A LOT is being made in combat sports of being “big for the weight”. Boxers will obviously aim to weigh in their leanest state, after having shed every last ounce of surplus fat that may be more permissible in other professional sports. However, there are many things that influence an athlete’s daily fluctuation in weight, and even food and water in an athlete’s stomach (“gut weight”) can make an impact of a couple of pounds. However, being 70% water, an athlete can make serious headway towards their target weight by manipulating their hydration. It is reported that the majority of MMA fighters, with day-before weigh-in schedules and an experience of American high-school wrestling, are immersed in this culture. However, we’ve been told for years that dehydration is bad for performance, while many deaths in boxing have been attributed to drastic weight-loss.
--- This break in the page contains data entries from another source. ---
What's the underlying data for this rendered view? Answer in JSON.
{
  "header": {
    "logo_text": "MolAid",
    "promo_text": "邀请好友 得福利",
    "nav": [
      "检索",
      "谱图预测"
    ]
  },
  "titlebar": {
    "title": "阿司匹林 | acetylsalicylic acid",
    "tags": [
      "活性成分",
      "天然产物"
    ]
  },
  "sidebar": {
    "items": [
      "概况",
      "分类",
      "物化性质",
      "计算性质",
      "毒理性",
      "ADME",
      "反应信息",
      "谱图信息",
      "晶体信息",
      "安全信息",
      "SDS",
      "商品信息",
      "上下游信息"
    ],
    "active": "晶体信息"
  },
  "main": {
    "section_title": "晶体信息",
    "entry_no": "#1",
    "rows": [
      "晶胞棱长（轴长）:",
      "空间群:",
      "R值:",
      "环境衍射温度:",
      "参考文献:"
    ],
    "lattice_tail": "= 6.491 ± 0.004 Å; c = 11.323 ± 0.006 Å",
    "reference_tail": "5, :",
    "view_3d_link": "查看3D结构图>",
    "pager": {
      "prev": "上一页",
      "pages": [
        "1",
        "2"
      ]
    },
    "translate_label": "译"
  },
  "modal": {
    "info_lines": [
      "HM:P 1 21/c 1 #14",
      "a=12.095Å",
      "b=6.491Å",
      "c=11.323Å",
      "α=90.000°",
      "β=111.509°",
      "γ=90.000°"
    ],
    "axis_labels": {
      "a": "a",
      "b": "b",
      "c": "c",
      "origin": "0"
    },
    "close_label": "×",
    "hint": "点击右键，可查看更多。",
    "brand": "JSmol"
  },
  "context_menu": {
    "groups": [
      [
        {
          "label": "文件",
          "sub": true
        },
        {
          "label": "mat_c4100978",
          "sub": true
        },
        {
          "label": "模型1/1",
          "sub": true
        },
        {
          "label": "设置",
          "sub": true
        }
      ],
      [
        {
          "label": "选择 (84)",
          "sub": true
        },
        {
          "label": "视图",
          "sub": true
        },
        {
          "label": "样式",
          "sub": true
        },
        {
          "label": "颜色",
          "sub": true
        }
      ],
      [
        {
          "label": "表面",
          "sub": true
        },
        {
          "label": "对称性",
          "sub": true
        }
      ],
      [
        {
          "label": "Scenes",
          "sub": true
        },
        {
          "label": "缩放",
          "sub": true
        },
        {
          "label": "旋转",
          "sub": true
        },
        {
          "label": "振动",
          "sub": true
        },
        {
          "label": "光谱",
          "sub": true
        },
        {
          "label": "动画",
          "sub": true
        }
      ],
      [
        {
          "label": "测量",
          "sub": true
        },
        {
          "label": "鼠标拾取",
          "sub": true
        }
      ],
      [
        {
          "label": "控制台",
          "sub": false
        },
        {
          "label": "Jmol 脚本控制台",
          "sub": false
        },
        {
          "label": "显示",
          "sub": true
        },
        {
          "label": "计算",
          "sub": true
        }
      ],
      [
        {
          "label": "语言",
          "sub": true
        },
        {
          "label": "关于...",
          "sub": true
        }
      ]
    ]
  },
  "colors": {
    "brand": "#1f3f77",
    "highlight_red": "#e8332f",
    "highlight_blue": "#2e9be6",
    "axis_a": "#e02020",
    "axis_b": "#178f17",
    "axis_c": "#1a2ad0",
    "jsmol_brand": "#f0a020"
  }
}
I’m going to briefly cover some of the risks, rewards, and reported effects of “drying out”…

The Pros of Sweating Down

The advantage of losing water weight is obvious. Boxers aim to bend the rules to fight smaller people, and to enjoy a weight advantage. The sad fact is that in reality it will be just minimising your opponent’s advantage – if everyone is sweating down, many feel they also must do so in order to compete. HBO’s unofficial fight-night weigh-ins demonstrate that most fighters gain at least 10lbs after weigh-in, while many may put on far more. Brandon Rios was noted as rebounding 20lbs before his lightweight match against John Murray (15% of his body mass), whilst MMA exponents of this strategy like Georges St Pierre have been reported to put on in excess of 25lbs before entering the octagon. Now, the debate begins when we start weighing up this reward versus the risk… Some fighters believe that given 24 hours to rehydrate, the risk to performance and health will be outweighed by the reward of being bigger. Evidence that would go at least some way to supporting this view can be found in studies done on lightweight rowers, who preserved their performance after dehydrating by 4-5% body-weight (e.g. 3kg for a welterweight). Given only 2 hours for rehydration, consuming high carbohydrate electrolyte solutions restored performance to previous values. Interestingly, Derry Matthews’ second training camp with nutrition expert Dr James Morton allowed Derry to maintain 2kg more lean mass, his strength being 10% greater throughout his training camp before using a pre-weigh-in dehydration strategy. More recently, Vasyl Lomachenko’s first loss was inflected at the hands of experienced pro Orlando Salido, who held, spoiled and outmuscled the skilled amateur star. This gamesmanship also extended to weight-making, as Salido came in almost a stone heavier than Lomachenko on fight night. We’ve talked about the rewards… but what of the risks. Well, we know that in combat sport, the risks don’t get any bigger…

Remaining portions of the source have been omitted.